Andres Oppenheimer

Andres Oppenheimer: Beware of a ‘self-coup’ before Venezuelan elections

As Venezuela gets closer to its Dec. 6 legislative elections with the opposition coalition leading by a comfortable margin in all major polls, there are growing fears that the government will take advantage of a climate of chaos — and perhaps even create it — in order to suspend the elections.

Hardly a day goes by without new statements or actions by President Nicolás Maduro — such as his closing of the border with Colombia this week — that fuel speculation that he may be seeking to create a climate of chaos to stage a “self-coup’’ and suspend the vote, well-placed Venezuelan opposition sources tell me.

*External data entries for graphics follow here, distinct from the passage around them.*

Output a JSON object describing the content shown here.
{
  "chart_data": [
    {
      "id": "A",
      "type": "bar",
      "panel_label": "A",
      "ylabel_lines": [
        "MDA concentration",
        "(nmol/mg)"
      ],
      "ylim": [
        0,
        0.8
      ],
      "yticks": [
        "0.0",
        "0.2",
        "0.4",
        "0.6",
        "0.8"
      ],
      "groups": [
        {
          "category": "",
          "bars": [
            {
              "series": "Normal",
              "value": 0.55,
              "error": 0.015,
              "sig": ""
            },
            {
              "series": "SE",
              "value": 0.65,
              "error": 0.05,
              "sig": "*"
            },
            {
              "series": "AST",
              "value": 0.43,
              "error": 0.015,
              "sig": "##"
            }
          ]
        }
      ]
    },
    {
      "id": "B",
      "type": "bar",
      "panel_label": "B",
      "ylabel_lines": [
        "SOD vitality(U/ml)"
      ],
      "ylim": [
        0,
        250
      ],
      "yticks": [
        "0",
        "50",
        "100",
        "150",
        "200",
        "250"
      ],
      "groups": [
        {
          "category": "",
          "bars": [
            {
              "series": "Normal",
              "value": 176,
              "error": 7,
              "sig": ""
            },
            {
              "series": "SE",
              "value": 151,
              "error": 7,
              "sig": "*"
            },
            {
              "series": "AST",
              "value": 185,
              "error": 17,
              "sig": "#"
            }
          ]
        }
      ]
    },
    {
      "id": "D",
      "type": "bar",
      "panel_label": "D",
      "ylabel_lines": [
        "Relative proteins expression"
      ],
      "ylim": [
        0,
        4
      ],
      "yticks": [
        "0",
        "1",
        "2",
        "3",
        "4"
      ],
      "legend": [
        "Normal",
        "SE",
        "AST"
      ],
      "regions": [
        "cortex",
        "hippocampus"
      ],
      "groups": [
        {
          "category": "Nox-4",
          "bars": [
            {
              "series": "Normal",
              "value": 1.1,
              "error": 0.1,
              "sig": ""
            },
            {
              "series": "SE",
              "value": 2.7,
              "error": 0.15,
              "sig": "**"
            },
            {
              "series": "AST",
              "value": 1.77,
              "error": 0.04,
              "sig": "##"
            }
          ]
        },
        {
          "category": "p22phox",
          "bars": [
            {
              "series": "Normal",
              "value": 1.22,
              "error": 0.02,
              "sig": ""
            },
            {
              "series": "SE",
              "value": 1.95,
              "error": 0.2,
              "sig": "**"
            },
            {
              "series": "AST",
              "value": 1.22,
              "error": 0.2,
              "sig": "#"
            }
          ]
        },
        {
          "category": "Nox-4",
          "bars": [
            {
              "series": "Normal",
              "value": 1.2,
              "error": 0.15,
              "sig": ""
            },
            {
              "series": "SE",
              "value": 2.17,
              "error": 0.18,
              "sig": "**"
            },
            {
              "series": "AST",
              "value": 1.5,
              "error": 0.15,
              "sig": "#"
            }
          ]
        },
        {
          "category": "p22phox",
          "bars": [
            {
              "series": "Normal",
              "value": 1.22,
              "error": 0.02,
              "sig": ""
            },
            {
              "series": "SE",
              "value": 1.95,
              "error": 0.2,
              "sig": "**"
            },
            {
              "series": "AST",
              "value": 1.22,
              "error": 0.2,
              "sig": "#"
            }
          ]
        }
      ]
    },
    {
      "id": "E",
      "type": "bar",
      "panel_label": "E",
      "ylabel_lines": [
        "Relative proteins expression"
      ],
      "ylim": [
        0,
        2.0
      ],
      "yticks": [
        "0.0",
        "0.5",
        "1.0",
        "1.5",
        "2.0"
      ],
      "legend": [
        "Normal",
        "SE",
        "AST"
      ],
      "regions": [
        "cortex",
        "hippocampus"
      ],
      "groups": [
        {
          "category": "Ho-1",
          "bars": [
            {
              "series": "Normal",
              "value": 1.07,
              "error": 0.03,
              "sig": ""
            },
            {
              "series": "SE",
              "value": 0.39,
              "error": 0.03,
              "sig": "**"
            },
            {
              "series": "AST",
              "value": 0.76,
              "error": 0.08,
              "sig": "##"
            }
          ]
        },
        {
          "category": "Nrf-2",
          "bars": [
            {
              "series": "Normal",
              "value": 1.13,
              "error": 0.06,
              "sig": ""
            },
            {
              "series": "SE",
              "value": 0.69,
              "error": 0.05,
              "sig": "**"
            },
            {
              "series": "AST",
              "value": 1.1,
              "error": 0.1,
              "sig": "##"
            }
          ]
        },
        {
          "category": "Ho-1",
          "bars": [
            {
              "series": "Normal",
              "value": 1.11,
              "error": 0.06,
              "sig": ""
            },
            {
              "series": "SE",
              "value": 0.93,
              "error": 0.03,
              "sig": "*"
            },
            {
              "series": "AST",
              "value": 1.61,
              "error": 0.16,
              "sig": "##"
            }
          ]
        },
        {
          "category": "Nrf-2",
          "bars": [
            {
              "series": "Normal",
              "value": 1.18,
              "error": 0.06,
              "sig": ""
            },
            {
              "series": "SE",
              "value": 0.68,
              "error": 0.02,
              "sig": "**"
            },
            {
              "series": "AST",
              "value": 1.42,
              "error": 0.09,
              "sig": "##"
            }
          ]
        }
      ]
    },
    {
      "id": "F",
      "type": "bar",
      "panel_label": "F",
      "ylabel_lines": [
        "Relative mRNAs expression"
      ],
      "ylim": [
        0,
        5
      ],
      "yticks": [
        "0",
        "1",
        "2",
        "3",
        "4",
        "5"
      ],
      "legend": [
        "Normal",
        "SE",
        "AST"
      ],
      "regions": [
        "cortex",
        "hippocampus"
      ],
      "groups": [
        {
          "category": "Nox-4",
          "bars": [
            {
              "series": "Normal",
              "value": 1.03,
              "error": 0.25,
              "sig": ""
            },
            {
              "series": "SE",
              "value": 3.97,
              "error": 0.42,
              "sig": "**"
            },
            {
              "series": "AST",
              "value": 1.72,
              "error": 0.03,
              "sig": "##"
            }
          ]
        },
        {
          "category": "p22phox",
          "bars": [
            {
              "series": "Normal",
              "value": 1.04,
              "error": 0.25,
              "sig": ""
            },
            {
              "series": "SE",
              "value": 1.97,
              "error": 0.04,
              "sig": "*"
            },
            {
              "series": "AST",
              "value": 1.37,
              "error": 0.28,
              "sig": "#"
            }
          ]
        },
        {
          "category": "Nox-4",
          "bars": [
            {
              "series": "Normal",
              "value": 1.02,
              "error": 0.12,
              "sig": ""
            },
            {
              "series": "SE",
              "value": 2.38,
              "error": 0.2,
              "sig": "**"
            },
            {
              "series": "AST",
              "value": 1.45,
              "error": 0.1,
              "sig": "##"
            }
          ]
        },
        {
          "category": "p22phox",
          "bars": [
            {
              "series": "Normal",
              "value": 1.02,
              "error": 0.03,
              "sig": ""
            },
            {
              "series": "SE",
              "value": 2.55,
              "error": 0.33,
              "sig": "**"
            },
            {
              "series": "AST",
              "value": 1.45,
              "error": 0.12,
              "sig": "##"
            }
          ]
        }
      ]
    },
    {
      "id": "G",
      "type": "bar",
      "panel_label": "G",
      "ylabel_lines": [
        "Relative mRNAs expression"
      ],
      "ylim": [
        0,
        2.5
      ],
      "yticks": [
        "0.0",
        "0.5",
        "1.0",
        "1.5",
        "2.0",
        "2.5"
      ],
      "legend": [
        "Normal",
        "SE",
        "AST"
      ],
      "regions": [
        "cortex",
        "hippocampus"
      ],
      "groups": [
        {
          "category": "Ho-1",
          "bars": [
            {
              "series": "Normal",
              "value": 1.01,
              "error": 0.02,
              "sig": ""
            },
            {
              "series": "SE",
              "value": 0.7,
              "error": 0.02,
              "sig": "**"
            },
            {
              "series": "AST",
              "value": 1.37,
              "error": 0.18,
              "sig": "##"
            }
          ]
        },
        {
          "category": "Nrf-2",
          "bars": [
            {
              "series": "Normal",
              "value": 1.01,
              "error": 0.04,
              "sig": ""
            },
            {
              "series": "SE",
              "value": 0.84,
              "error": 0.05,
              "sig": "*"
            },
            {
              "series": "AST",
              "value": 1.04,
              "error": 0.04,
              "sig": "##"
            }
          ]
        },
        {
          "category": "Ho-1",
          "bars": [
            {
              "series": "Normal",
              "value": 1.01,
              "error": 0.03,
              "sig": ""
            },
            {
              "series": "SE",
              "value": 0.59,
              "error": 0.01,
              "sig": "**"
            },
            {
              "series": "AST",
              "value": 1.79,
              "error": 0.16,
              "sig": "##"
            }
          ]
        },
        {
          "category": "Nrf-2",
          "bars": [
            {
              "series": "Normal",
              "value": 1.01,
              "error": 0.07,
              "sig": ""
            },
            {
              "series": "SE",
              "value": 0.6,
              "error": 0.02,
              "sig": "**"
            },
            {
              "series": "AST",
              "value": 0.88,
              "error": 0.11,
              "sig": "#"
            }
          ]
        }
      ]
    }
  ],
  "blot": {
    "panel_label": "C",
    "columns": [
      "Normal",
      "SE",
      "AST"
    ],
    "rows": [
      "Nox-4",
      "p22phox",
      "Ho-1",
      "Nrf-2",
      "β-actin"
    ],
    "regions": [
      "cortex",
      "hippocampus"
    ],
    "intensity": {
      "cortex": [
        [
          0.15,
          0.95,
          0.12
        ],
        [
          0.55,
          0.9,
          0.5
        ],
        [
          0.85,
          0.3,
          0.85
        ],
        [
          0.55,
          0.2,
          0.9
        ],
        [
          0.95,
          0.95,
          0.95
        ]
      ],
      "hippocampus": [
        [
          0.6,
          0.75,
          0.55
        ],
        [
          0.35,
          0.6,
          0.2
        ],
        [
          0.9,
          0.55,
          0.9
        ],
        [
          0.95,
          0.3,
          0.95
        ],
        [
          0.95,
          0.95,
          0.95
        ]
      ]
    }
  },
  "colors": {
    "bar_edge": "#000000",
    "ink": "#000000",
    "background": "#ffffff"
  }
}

Maduro has used government-controlled courts to jail leading opposition leaders such as Leopoldo López under fabricated charges, and to ban at least 10 others — including charismatic former congresswoman Maria Corina Machado — from running for Congress in the upcoming elections.

In addition, Maduro has said Venezuela will not allow international observers from the Organization of American States for the legislative elections. Instead, he says he will only invite representatives of the more sympathetic Union of South American Nations (UNASUR) to visit the country as “electoral escorts,” a government invention that critics say amounts to “electoral tourism” by mostly pro-government foreign diplomats.

But with Venezuela’s inflation estimated at nearly 180 percent a year — the highest in the world — and the economy plummeting by more than 5 percent this year, these and other tricks may not be enough to win the election.

According to a recent poll by Datanalisis, 87.2 percent of Venezuelans say that the country’s situation is “bad” or “very bad,” and 70.4 percent of those polled disapprove of Maduro’s presidency. If the Dec. 6 elections were held today, the opposition coalition known as MUD would win by a margin of 23 percent, the Datanalisis poll shows.

“Until now, the government had resorted to all kinds of ruses to win elections,” says political scientist Maria Teresa Romero. “These tricks used to work when there was a difference of one or two percentage points, but they don’t suffice when the opposition is winning by nearly 25 percent.”

Romero told me that “there is such a generalized discontent, that the government has begun to charge the opposition with all kinds of violent crimes. There is a widespread belief that he wants to create a climate of chaos as an excuse to annul the elections.”

There have been dozens of cases of looting across the country in recent months, and street violence has reached all-time highs. Maduro’s response has been to step up his periodic claims of alleged foreign and domestic conspiracies, which are getting increasingly far-fetched.

Earlier this week, he presented a video on national television showing a Venezuelan prisoner facing murder charges claiming that U.S. Sen. Marco Rubio, U.S. Rep. Ileana Ros-Lehtinen, former Colombian President Alvaro Uribe, actress Maria Conchita Alonso and top Venezuelan opposition leaders were paying him and others to help destabilize Venezuela.

The prisoner, Jose Rafael Perez Venta, who faces charges of murdering a woman and later cutting her body into pieces, claims in the government-taped video that Rubio and Ros-Lehtinen had personally sent him envelopes with $1,000 in cash through a third person. Rubio and Ros-Lehtinen have described the charges as outlandish.

“The accelerating deterioration of Venezuela’s political crisis is cause for growing concern,” says the International Crisis Group, a Washington, D.C., and Brussels-based think tank aimed at preventing conflicts worldwide. “If not tackled decisively and soon, it will become a humanitarian disaster.”

It adds that “this situation results from poor policy choices, incompetence and corruption,” and it can worsen substantially “unless the political deadlock is overcome and a fresh consensus forged, which in turn requires strong engagement of foreign governments and multilateral bodies.”

My opinion: I agree. The fact that Maduro is not taking any measures to prevent Venezuela’s worsening crisis — such as to stop scaring away investments and to promote a dialogue with the opposition — raises questions about whether he may be purposely or tacitly allowing the situation to deteriorate and creating border conflicts in order to have an excuse to cancel the Dec. 6 elections.

Venezuelan neighbors, especially Brazil and Colombia, are playing with fire by not actively pressing Maduro to hold free elections with credible OAS observers. An escalation of political violence could turn Venezuela into a lawless state from where Colombian guerrillas and drug traffickers could destabilize neighboring countries, provoke massive emigration, and disrupt Venezuelan oil supplies to the Caribbean and the United States.

It’s time for Latin American countries to stop looking the other way and start pressing Maduro to hold credible elections that can help Venezuela get back on its feet, before it’s too late.